Das Projekt Spielfeldschnitte

Pünktlich zur Fußball Europameisterschaft der Männer 2008 konnte man in Filialen einer großen deutschen Bäckereikette ein Kuchenstück erwerben, das sich als Alternative zu Bier in Plastikbechern verstand: ein Sahnetörtchen namens Spielfeldschnitte. Das Projekt Spielfeldschnitte nahm diese Beleidigung, diese Herausforderung und diesen Namen an. Seitdem verstehen wir uns als kreative und humorvolle Begleitung der deutschen Fußballnationalmannschaft und als längst fälligen Beitrag zu einer Frauenfußball-Kultur. Wir bieten nicht nur messerscharfe Analysen zu allen Länderspielen, wir sind die kulturwissenschaftliche Stimme in der Stille des Blätterwaldes, wir sind das Theater, das um den Frauenfußball aufzuführen ist, wir wollen die Welt verändern und schreiben darüber. „My (B)Log has something to tell you.“
(The Log Lady, Twin Peaks)

Montag, 22. Februar 2010

denk.anstoß: Kicker - Birgit Prinz, eine starke Frau, die was zu sagen hat.

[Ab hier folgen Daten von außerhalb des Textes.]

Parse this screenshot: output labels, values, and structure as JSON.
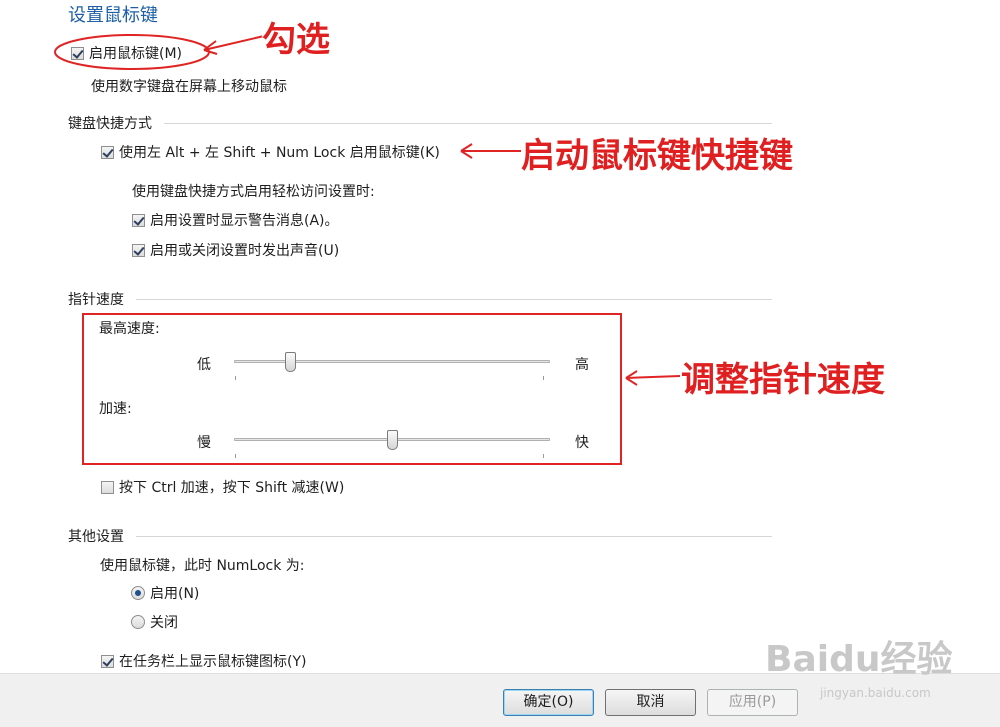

Lothar Matthäus - Rudi Völler - Sepp Maier - Bastian Schweinsteiger - Uwe Seeler - Birgit Prinz.

"1:1 Mit Fußballidolen im Gespräch" heißt die Serie im kicker, bei der nach 5 Männern eine Frau auftaucht. Pünktlich zum Wirbel um Birgit Prinz´ 200. Länderspiel interviewt Mounir Zitouni, gelernter Gemanist und ehemaliger FSV Frankfurt Spieler, in der aktuellen Ausgabe (Nr.16) die Nationalspielerin. Ein erwähnenswertes Interview, eine ganze Doppelseite ist das dem kicker wert, der sonst eher mehr über Äußerlichkeiten im Frauenfußball berichtet. Und nicht nur das, auch der Chefredakteur höchstpersönlich kündigt das Interview schon im Editorial an. Er verspricht "ungewöhnlich offene und höchst bemerkenswerte Einblicke in ihre Gedanken über Starkult und Stellenwert des Fußballs". Show, Spektakel und Starkult gehöre im Jahre 2010 eng zum Fußballgeschäft. Prinz mit ihren Erfolgen passe dabei nicht in das gängige Schema des Business.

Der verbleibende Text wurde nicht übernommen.